聽著小和尚的這席話,溫顏寧發覺這主持確實是個得道高僧。雖然他看上卻神秘兮兮的頗有幾分不太靠譜的樣子,但通過這小和尚的敘述來看還是可靠地。

如此想來,大約他是參透了什麽天道機緣,才能夠算無遺漏,所言無虛。

“可老主持,看起來總是神秘兮兮的。你們就不覺得奇怪嗎?”溫顏寧又問。

小和尚笑笑,一副看起來絲毫都不介意的樣子,“主持一向如此,沒什麽好奇怪的。換句話來說,佛海無涯,人生茫茫,又有什麽事情是不神秘的呢?”

溫顏寧:……

行吧,好像聽起來也挺有道理的。

接下來的一路上,溫顏寧沒再說話,而那小和尚也跟著沉默了下來。三個人就這麽靜靜的走著,沒一會兒功夫便到了寺門口。

蕭景堯將背在悲傷地柴火放了下來,遞給小和尚。

“真是多謝二位施主了。”小和尚接過柴火,雙手合十,再一次向溫顏寧和蕭景堯兩個人道謝。

又寒暄了幾句,溫顏寧和蕭景堯往山下走。

一路上,溫顏寧都沒怎麽說話。

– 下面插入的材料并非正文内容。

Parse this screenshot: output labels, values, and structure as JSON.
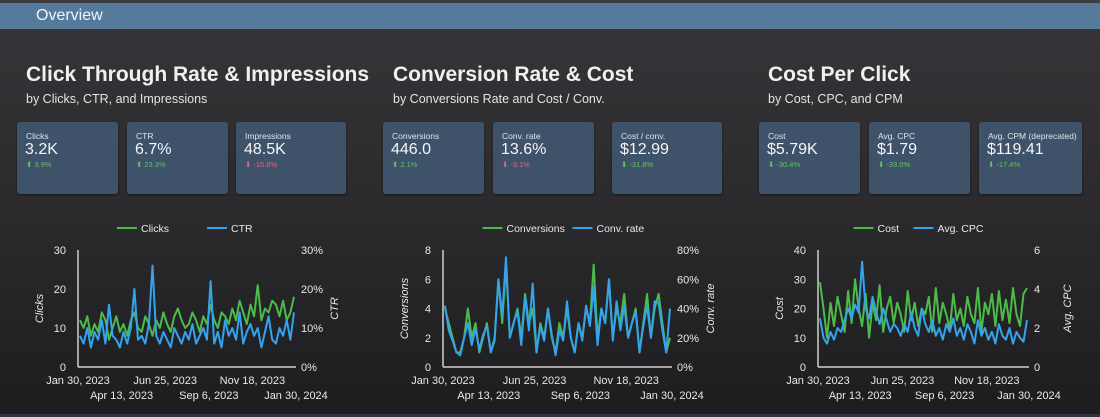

她腦海裏回憶著當時主持跟她說的話,總覺得那老和尚似乎亦有所指。

什麽叫做放下反而能夠得到更多?溫顏寧不太明白。

出家人常說慈悲為懷,又說放下屠刀立地成佛。

可是,為什麽壞人一旦放下了手裏的刀就可以立地成佛,所有人都不再追究,而好人隻要做錯了一件事情,就立馬墮入地獄,受萬人唾棄?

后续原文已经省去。